Many different approaches to piano transcription use recurrent neural networks (RNNs) to model the sequence of onsets, notes, and pedal events that comprise a piece of music. RNNs have been shown to perform well on speech transcription tasks, but there is little literature on their performance for piano. [1, 2, 3] Some studies focus on modelling the acoustic structure of piano, while others are concerned with decoding into MIDI (the onsets, notes, and pedals of the musical score).

https://www.tartalover.net/

One challenge is that MIDI is a bit-oriented format, meaning that a single note can have several durations depending on how it is played. This can cause confusion when trying to automatically transcribe from an audio sequence into a MIDI file. [4] A few recent papers have addressed this issue by introducing an early stopping mechanism that reduces the probability of initiating a note if it is predicted to occur too soon. This improves the accuracy of the decoding process, but does not fully address the issue of timing misalignment between MIDI and the original audio.

Automating Sequence to Sequence Piano Transcription With Transformers

Another challenge is that piano transcription models typically require a large number of parameters, and the resulting models can be difficult to understand. Attempts at using more interpretable model architectures have been made, including WaveNet and attention-based models. [5, 6, 7, 8, 9] Unfortunately, such models typically perform worse than the simple LSTM architectures used in the majority of studies on this task.

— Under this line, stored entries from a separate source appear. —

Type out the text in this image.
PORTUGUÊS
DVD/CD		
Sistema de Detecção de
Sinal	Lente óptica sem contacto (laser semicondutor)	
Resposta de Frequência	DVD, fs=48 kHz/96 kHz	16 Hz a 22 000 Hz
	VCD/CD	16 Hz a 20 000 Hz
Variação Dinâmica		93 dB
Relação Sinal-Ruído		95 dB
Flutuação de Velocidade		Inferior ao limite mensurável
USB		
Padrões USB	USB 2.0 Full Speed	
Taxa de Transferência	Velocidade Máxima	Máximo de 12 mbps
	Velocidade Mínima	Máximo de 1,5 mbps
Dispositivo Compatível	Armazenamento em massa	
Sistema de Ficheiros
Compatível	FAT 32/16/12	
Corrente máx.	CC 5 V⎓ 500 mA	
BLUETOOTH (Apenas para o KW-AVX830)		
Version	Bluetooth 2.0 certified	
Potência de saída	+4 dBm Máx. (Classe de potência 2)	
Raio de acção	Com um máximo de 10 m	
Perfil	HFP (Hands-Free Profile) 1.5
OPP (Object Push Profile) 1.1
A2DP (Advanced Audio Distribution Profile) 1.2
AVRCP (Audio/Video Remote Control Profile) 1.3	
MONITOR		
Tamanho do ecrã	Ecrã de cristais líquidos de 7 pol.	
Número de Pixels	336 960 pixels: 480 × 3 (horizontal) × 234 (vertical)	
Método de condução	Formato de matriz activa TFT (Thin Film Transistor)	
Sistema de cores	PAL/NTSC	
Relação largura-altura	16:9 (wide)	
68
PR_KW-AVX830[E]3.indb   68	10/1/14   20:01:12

Recently, research has focused on addressing the problems of timing and interpretation by developing new encoder-decoder models that translate raw audio into a set of MIDI events. A number of these models have been trained on the MAPS and MAESTRO datasets. [10, 11, 13, 14, 15, 17, 19, 20, 21, 23] However, some of these systems do not work well in the presence of ambiguous onset and offset labels and/or have difficulty detecting the correct MIDI pedal events.

This article introduces a sequence to sequence piano transcription system that uses Transformers and can operate on raw audio without the need for the extra time-to-MIDI conversion stage. The system learns a hierarchical representation of the sequence of onsets and notes in the raw audio, and uses it to generate a MIDI file that is both accurate and interpretable. The method also demonstrates that an attention mechanism beyond basic feature learning is not needed for the task, and that simple data augmentation techniques can achieve comparable results.

The results of this work show that a high-resolution Transformer model can achieve comparable performance to state of the art systems when operating on the MAESTRO and MAPS datasets, and it can handle the ambiguities introduced by varying the manner in which note onsets and offsets are annotated on each dataset.